The House yesterday overwhelmingly passed a measure to tax bonuses at companies receiving federal aid at 90 percent. There's some debate about whether this bill, which is almost certain to become law, is constitutional -- either an invalid ex post facto law or an illegal bill of attainder. Let's set that aside for a moment and look at the surrounding issues.

First, I'm not sure if Treasury Secretary Timothy Geithner is overworked (because President Obama can't seem to be bothered to fill the top jobs at Treasury and instead spends his time making lame jokes about Special Olympians on Jay Leno's show) or incompetent -- both may be true. Despite claims made earlier in the week, it's clear that many in the Treasury Department knew of the bonuses weeks ago -- long before the most recent cash infusion from the government.

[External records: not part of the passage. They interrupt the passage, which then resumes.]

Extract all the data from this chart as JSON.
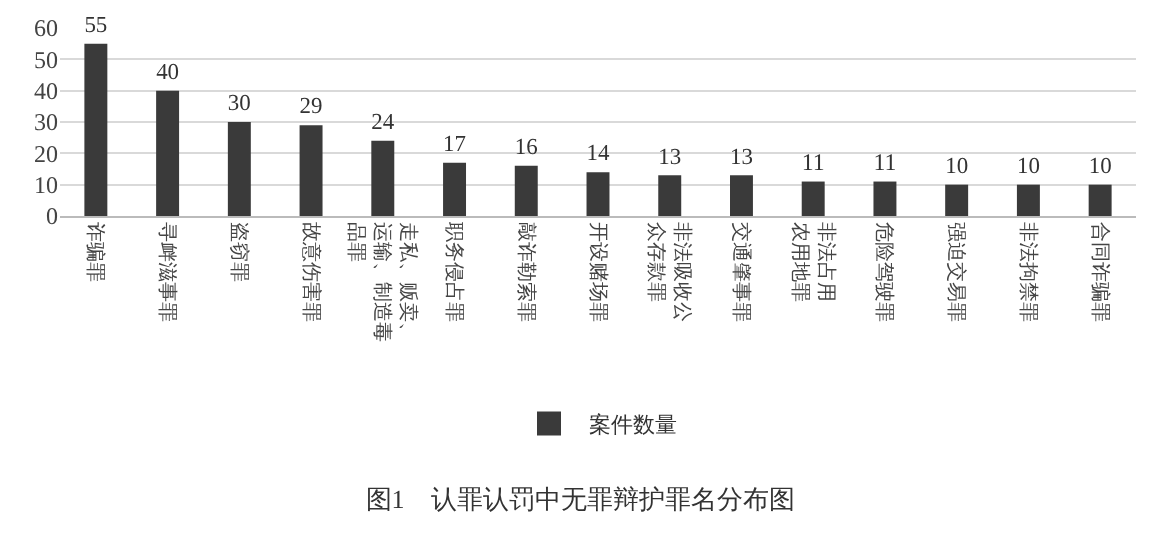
{
  "chart_data": {
    "type": "bar",
    "title": "图1　认罪认罚中无罪辩护罪名分布图",
    "categories": [
      "诈骗罪",
      "寻衅滋事罪",
      "盗窃罪",
      "故意伤害罪",
      "走私、贩卖、运输、制造毒品罪",
      "职务侵占罪",
      "敲诈勒索罪",
      "开设赌场罪",
      "非法吸收公众存款罪",
      "交通肇事罪",
      "非法占用农用地罪",
      "危险驾驶罪",
      "强迫交易罪",
      "非法拘禁罪",
      "合同诈骗罪"
    ],
    "series": [
      {
        "name": "案件数量",
        "color": "#3a3a3a",
        "values": [
          55,
          40,
          30,
          29,
          24,
          17,
          16,
          14,
          13,
          13,
          11,
          11,
          10,
          10,
          10
        ]
      }
    ],
    "ylim": [
      0,
      60
    ],
    "yticks": [
      0,
      10,
      20,
      30,
      40,
      50,
      60
    ],
    "grid": "y",
    "legend": "bottom",
    "data_labels": true
  }
}
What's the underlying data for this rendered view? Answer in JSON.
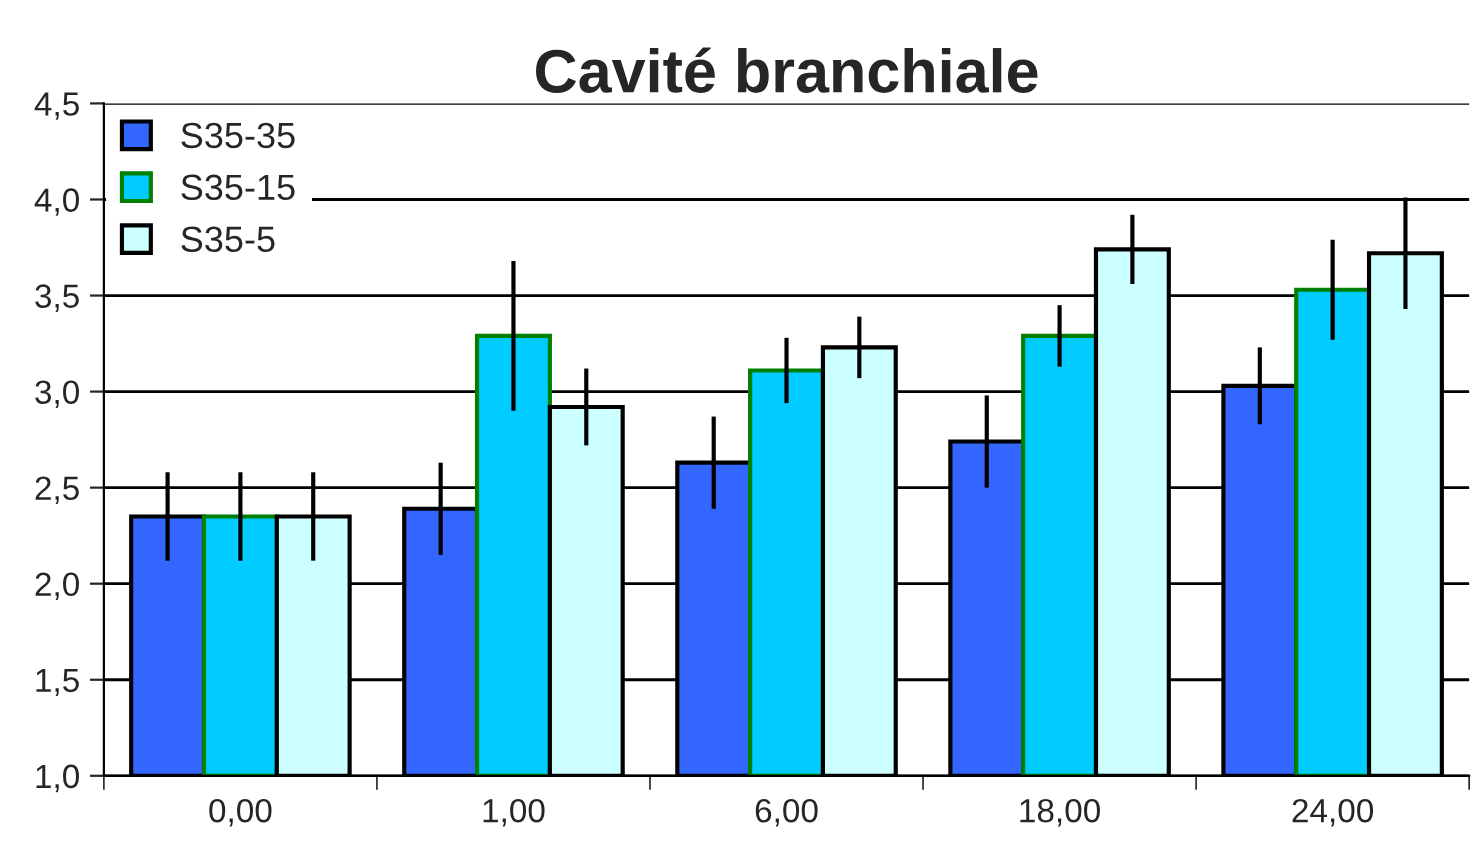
{
  "chart_data": {
    "type": "bar",
    "title": "Cavité branchiale",
    "categories": [
      "0,00",
      "1,00",
      "6,00",
      "18,00",
      "24,00"
    ],
    "series": [
      {
        "name": "S35-35",
        "color": "#3366ff",
        "values": [
          2.35,
          2.39,
          2.63,
          2.74,
          3.03
        ],
        "errors": [
          0.23,
          0.24,
          0.24,
          0.24,
          0.2
        ]
      },
      {
        "name": "S35-15",
        "color": "#00ccff",
        "values": [
          2.35,
          3.29,
          3.11,
          3.29,
          3.53
        ],
        "errors": [
          0.23,
          0.39,
          0.17,
          0.16,
          0.26
        ]
      },
      {
        "name": "S35-5",
        "color": "#ccffff",
        "values": [
          2.35,
          2.92,
          3.23,
          3.74,
          3.72
        ],
        "errors": [
          0.23,
          0.2,
          0.16,
          0.18,
          0.29
        ]
      }
    ],
    "ylim": [
      1.0,
      4.5
    ],
    "yticks": [
      {
        "value": 1.0,
        "label": "1,0"
      },
      {
        "value": 1.5,
        "label": "1,5"
      },
      {
        "value": 2.0,
        "label": "2,0"
      },
      {
        "value": 2.5,
        "label": "2,5"
      },
      {
        "value": 3.0,
        "label": "3,0"
      },
      {
        "value": 3.5,
        "label": "3,5"
      },
      {
        "value": 4.0,
        "label": "4,0"
      },
      {
        "value": 4.5,
        "label": "4,5"
      }
    ],
    "grid": "y",
    "legend": "top left"
  }
}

Connecticut Sen. Chris "Friend of Angelo" Dodd at first denied knowing about a provision he inserted in the gotta-pass-it-yesterday stimulus bill that no one read specifically allowing the bonuses to be paid. A day later he confessed that he did know about the clause, but the unnamed aides in the Obama administration made him do it. Watching Dodd attempting to explain this convoluted story is cringe-inducing.

 

 
Although it's distasteful to spend several hundred million taxpayer dollars on those AIG bonuses, I think the old adage of "in for a penny, in for a pound" is instructive. The bonuses are a drop in the bucket compared to the billions of dollars that the government has already invested in AIG. As CEO Edward Liddy has noted, paying these bonuses will likely save the American taxpayers more money in the long run.

Although we have wound down more than $1 trillion in the portfolio of the AIG Financial Products unit that is at the root of the company's troubles, there remains substantial risk in that portfolio. The financial downside for taxpayers is potentially very large, and that's why we're winding down this business.

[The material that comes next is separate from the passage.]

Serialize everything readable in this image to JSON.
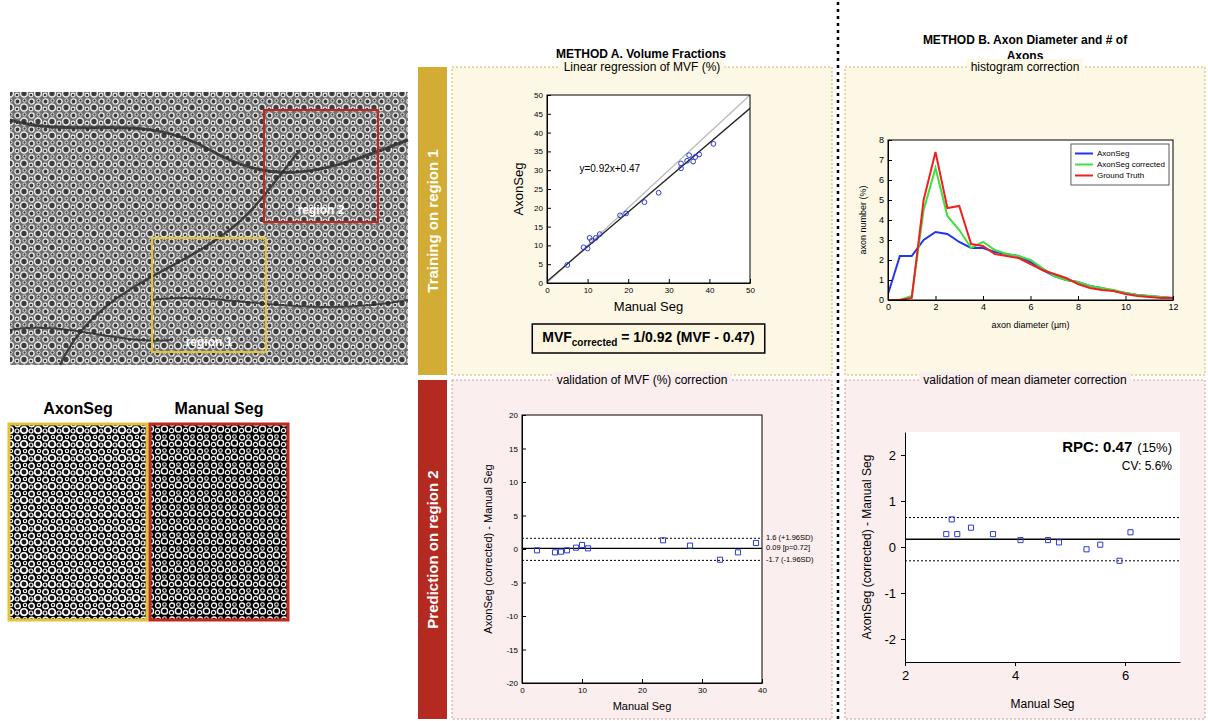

To prevent undue risk exposure in the meantime, AIG has made a set of retention payments to employees based on a compensation system that prior management put in place. As has been reported, payments were made to employees in the Financial Products unit. Make no mistake, had I been chief executive at the time, I would never have approved the retention contracts that were put in place more than a year ago. It was distasteful to have to make these payments. But we concluded that the risks to the company, and therefore the financial system and the economy, were unacceptably high.

We may never be able to determine if the U.S. Treasury eventually receives a better return because of these retention bonuses, but at least there is some logic behind the move -- more logic than the contrived outrage of Congress.